Source code for continual.multihead_attention.single_output_mha

import math
from functools import partial
from typing import Optional, Tuple, Union

import torch
import torch.nn.functional as F
from torch import Tensor

from continual.logging import getLogger
from continual.module import _callmode

from .mha_base import MultiheadAttentionBase, scaled_dot_prod_attn_flops

logger = getLogger(__name__)
logger_once = getLogger(__name__, log_once=True)

State = Tuple[
    Tensor,  # Q_mem, (B, Nt-1, E)
    Tensor,  # K_T_mem, (B, E, Ns)
    Tensor,  # V_mem, (B, Ns, E)
    Tensor,  # stride_index
]


def _scaled_dot_product_attention_default_state(
    batch_size: int,
    sequence_len: int,
    embed_dim: int,
    num_heads: int,
    query_index=-1,
    init_fn=torch.zeros,
    dtype=None,
    device=None,
):
    init_fn = partial(init_fn, dtype=dtype, device=device)
    E = embed_dim // num_heads
    B = batch_size * num_heads
    N = sequence_len
    Nq = sequence_len - query_index - 1 if query_index >= 0 else -query_index - 1
    Q_mem = init_fn((B, Nq, E))
    K_T_mem = init_fn((B, E, N))
    V_mem = init_fn((B, N, E))
    return (Q_mem, K_T_mem, V_mem)


def _scaled_dot_product_attention_step(
    prev_state: State,
    q_step: Tensor,  # step input (B, E)
    k_step: Tensor,  # step input (B, E)
    v_step: Tensor,  # step input (B, E)
    attn_mask: Optional[Tensor] = None,
    dropout_p: float = 0.0,
) -> Tuple[Tensor, State]:
    """
    Computes the Continual Singe-output Scaled Dot-Product Attention on query, key and value tensors.
    Returns attended values and updated states.

    Args:
        q_step, k_step, v_step: query, key and value tensors for a step. See Shape section for shape details.
        attn_mask: optional tensor containing mask values to be added to calculated
            attention. May be 2D or 3D; see Shape section for details.
        dropout_p: dropout probability. If greater than 0.0, dropout is applied.

    Shape:
        - q_step: :math:`(B, E)` where B is batch size and E is embedding dimension.
        - k_step: :math:`(B, E)` where B is batch size and E is embedding dimension.
        - v_step: :math:`(B, E)` where B is batch size and E is embedding dimension.
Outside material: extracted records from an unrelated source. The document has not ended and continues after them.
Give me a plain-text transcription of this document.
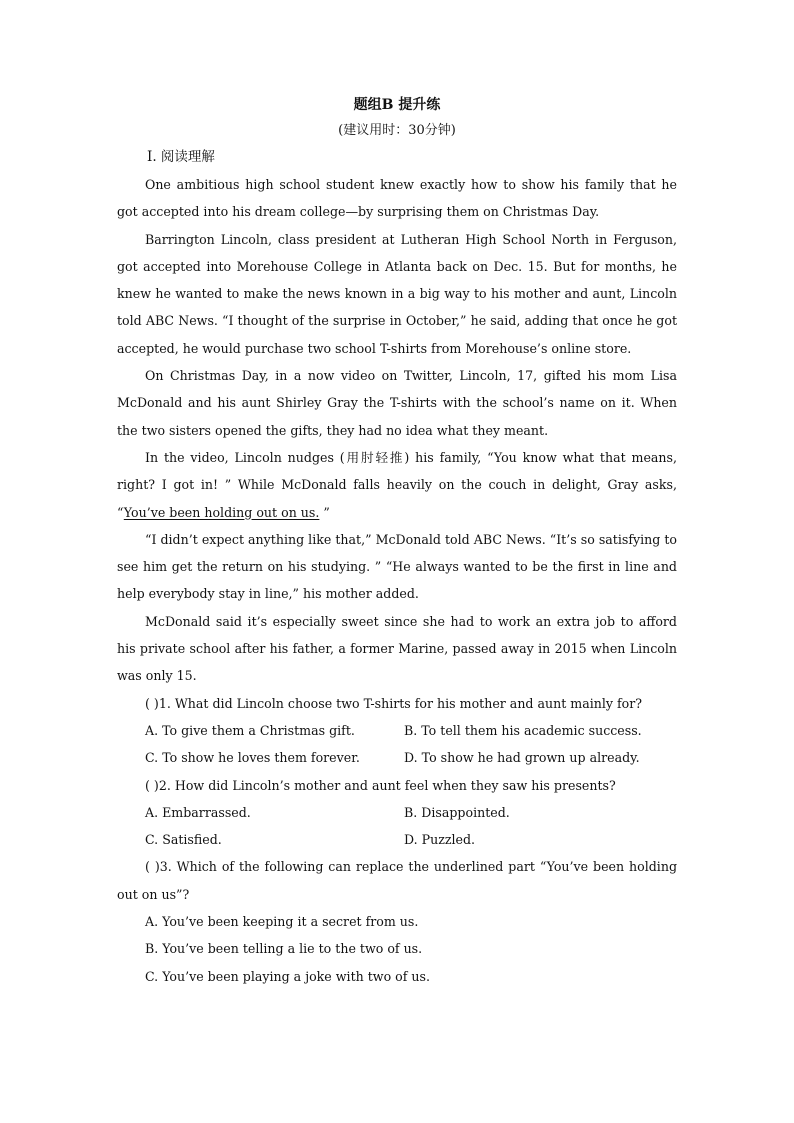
题组B 提升练

(建议用时：30分钟)

Ⅰ. 阅读理解

One ambitious high school student knew exactly how to show his family that he got accepted into his dream college—by surprising them on Christmas Day.

Barrington Lincoln, class president at Lutheran High School North in Ferguson, got accepted into Morehouse College in Atlanta back on Dec. 15. But for months, he knew he wanted to make the news known in a big way to his mother and aunt, Lincoln told ABC News. “I thought of the surprise in October,” he said, adding that once he got accepted, he would purchase two school T-shirts from Morehouse’s online store.

On Christmas Day, in a now video on Twitter, Lincoln, 17, gifted his mom Lisa McDonald and his aunt Shirley Gray the T-shirts with the school’s name on it. When the two sisters opened the gifts, they had no idea what they meant.

In the video, Lincoln nudges (用肘轻推) his family, “You know what that means, right? I got in! ” While McDonald falls heavily on the couch in delight, Gray asks, “You’ve been holding out on us. ”

“I didn’t expect anything like that,” McDonald told ABC News. “It’s so satisfying to see him get the return on his studying. ” “He always wanted to be the first in line and help everybody stay in line,” his mother added.

McDonald said it’s especially sweet since she had to work an extra job to afford his private school after his father, a former Marine, passed away in 2015 when Lincoln was only 15.

( )1. What did Lincoln choose two T-shirts for his mother and aunt mainly for?

A. To give them a Christmas gift.	B. To tell them his academic success.
C. To show he loves them forever.	D. To show he had grown up already.

( )2. How did Lincoln’s mother and aunt feel when they saw his presents?

A. Embarrassed.	B. Disappointed.
C. Satisfied.	D. Puzzled.

( )3. Which of the following can replace the underlined part “You’ve been holding out on us”?

A. You’ve been keeping it a secret from us.

B. You’ve been telling a lie to the two of us.

C. You’ve been playing a joke with two of us.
        - Output: attention values have shape :math:`(B, Nt, E)`; new state
    """
    if attn_mask is not None:  # pragma: no cover
        logger_once.warning(
            "attn_mask is not supported in scaled_dot_product_attention yet and will be skipped"
        )
    if dropout_p != 0.0:  # pragma: no cover
        logger_once.warning(
            "dropout_p is not supported in continual scaled_dot_product_attention yet and will be skipped"
        )

    (
        Q_mem,  # (B, Nq, E)
        K_T_mem,  # (B, E, Ns)
        V_mem,  # (B, Ns, E)
    ) = prev_state

    B, E = q_step.shape
    q_step = q_step / math.sqrt(E)
    q_sel = (Q_mem[:, 0] if Q_mem.shape[1] > 0 else q_step).unsqueeze(1)

    # Update states
    # Note: We're allowing the K and V mem to have one more entry than
    # strictly necessary to simplify computatations.

    K_T_new = torch.roll(K_T_mem, shifts=-1, dims=(2,))
    K_T_new[:, :, -1] = k_step

    V_new = torch.roll(V_mem, shifts=-1, dims=(1,))
    V_new[:, -1] = v_step

    attn = torch.bmm(q_sel, K_T_new)
    attn_sm = F.softmax(attn, dim=-1)

    if dropout_p > 0.0:  # pragma: no cover
        attn_sm = F.dropout(attn_sm, p=dropout_p)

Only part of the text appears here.